A.S. : La plupart des dirigeants sont confrontés à des polycrises simultanées depuis une dizaine d’années avec la nécessité de gérer plusieurs pas de temps, du temps court au temps long, dans une double injonction, assurer la pérennité de l’entreprise sur le temps long, tout en favorisant son agilité pour répondre aux soubresauts du marché et aux crises.

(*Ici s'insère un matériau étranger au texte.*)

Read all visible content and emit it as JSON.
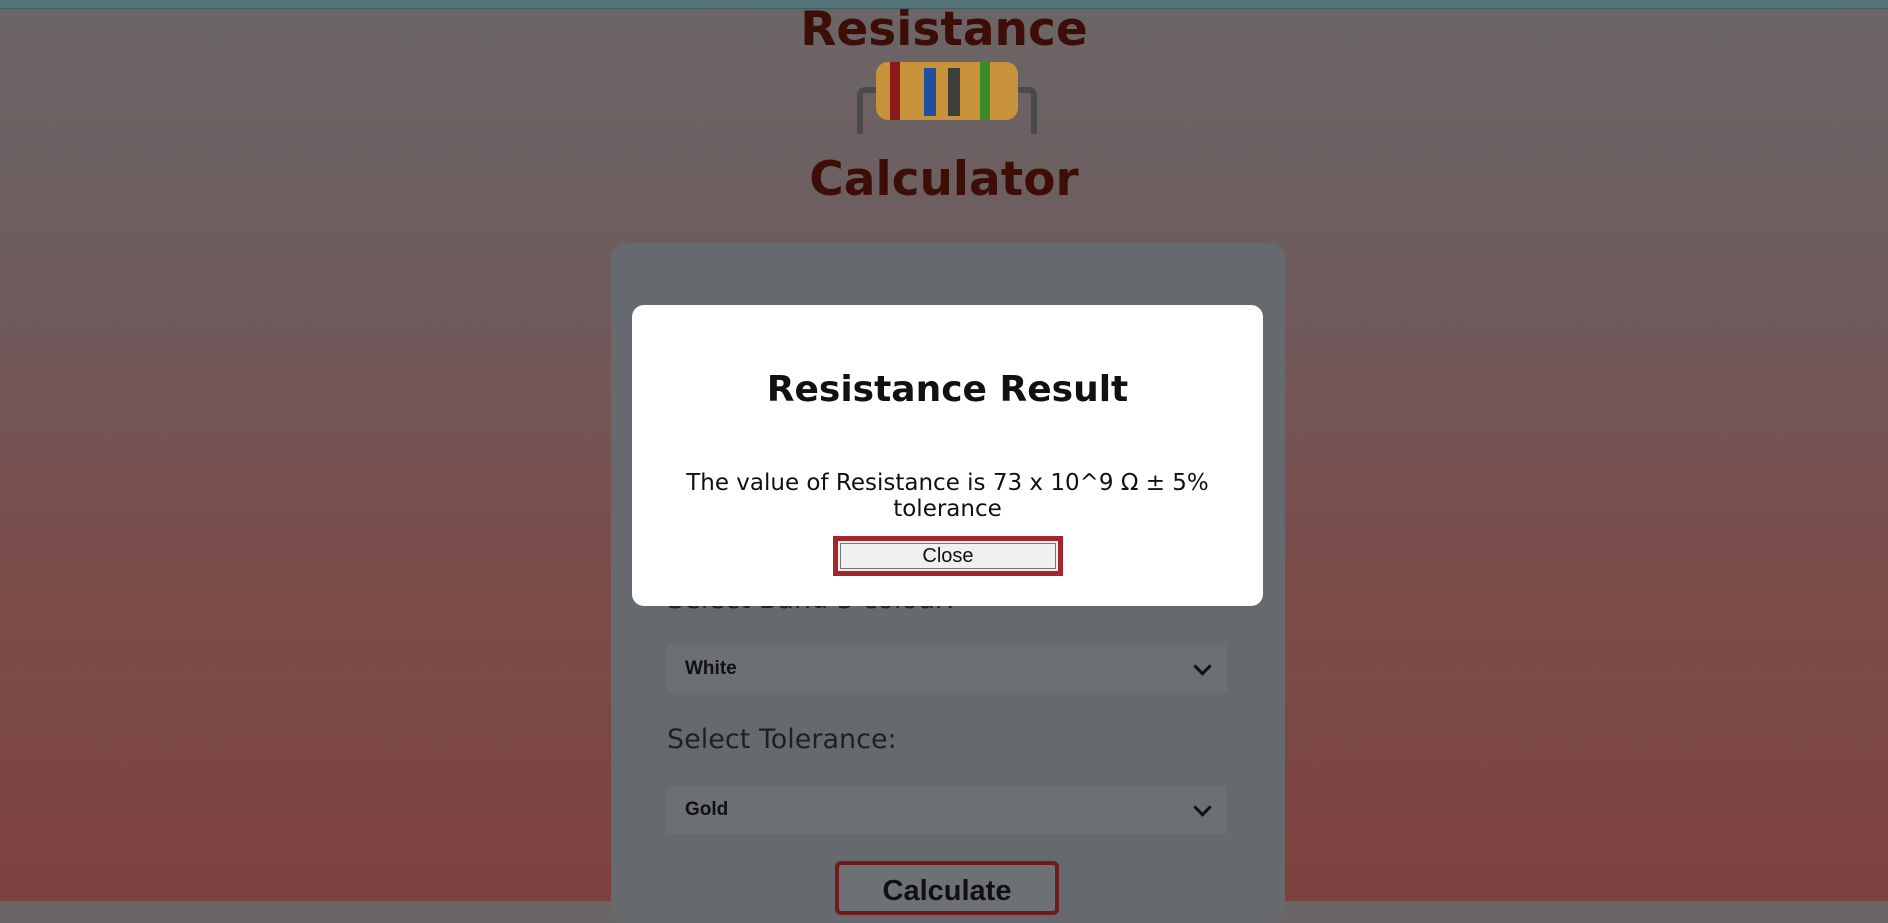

Le dirigeant doit aussi prendre en compte d’autres dimensions : la notion de périmètre géographique avec un retour du local, la gestion des enjeux de performance éco et de résilience écologique, les risques de crises sanitaires, économiques, financières, géopolitiques, et les technologies qui perturbent le business model…
A.G. : La notion de polycrises est centrale, car jusqu’à présent, les dirigeants étaient confrontés à un seul type de crise à la fois, comme le krach boursier de 2001-2002, la crise financière en 2008… Aujourd’hui, ils font face à des crises multidimensionnelles dans un monde en profond déséquilibre. La crise sanitaire liée à la Covid-19 n’a été qu’un révélateur, mais elle a eu des répercussions profondes dans certaines dimensions, en particulier dans le rapport entre l’humain et l’entreprise. Ce rapport est d’ailleurs fortement réinterrogé par les avancées technologiques majeures et très rapides de ces dernières années, avancées que notre façon de penser les stratégies et transformations prend clairement en compte.
Concrètement, qu’est-ce que cela implique en termes de missions ?
A.S. : Lorsque les dirigeants nous appellent, c’est moins pour résoudre des problèmes sur quelques mois que pour les accompagner sur un temps très long, de 2 ou 3 ans. Les plans d’investissement vont être tirés par une vision plus prospective. Au cœur de la pratique de conseil en stratégie et transformation se pose la question des nouveaux éléments de valeurs, c’est-à-dire comment calculer la valeur hors économique. À côté de l’étalon euro, nous devons prendre en compte l’étalon climat, l’étalon social et environnemental.
Et sur le travail des consultants ?
A.G. : C’est également polydimensionnel. La notion d’assertivité du conseil est derrière nous. Il est donc impératif d’abord de former celles et ceux que l’on recrute à nos méthodologies, notamment la Positive Business Map (les 9 champs d’action pour réussir la transition responsable des entreprises, ndlr). Afin de faire de la bonne prospective, il faut bien sûr de bonnes compétences en économie/économétrie, mais aussi d’autres ingrédients, comme des savoir-faire en sociologie, en histoire… Une chose est sûre, les clients n’attendent pas de réponses, mais reconnaissent les bons consultants à leur faculté de poser les bonnes questions et de lui apporter les expertises adéquates pour aller dans la bonne direction. Et nous avons l’humilité de ne pas essayer de répondre à des questions que l’on ne comprend pas.
En quoi Kéa est-il pour vous différenciant par rapport à d’autres cabinets ?
A.S. : Par notre volonté de travailler la matière stratégique et la transformation à partir de l’écosystème de l’entreprise, les filières, les parties prenantes (élus, citoyens, associations…). Mais aussi notre culture de cabinet français et européen. Nous avons toujours le souci de travailler la raison d’être et la singularité des clients pour développer leurs avantages concurrentiels. Notre plus-value passe aussi par notre travail basé sur l’économie souhaitable, notre volonté de développer la souveraineté française et européenne, notre couverture d’une multitude de champs grâce aux acquisitions. Et, bien sûr, par notre qualité relationnelle et notre présence auprès de nos clients qui nous reconnaissent comme des « trusted advisors ».
A.G. : Nous sommes très attachés à lier les intérêts des parties prenantes entre elles, car l’écosystème est particulièrement important dans certains secteurs comme l’aéronautique, le nucléaire, l’alimentaire, qui nous permet d’avoir une vision systémique. J’ajouterais une dimension conjoncturelle, car dans le temps présent, nous avons le courage de maintenir le cap de l’économie souhaitable dans un contexte complexe dans lequel il serait beaucoup plus simple de revenir au court terme.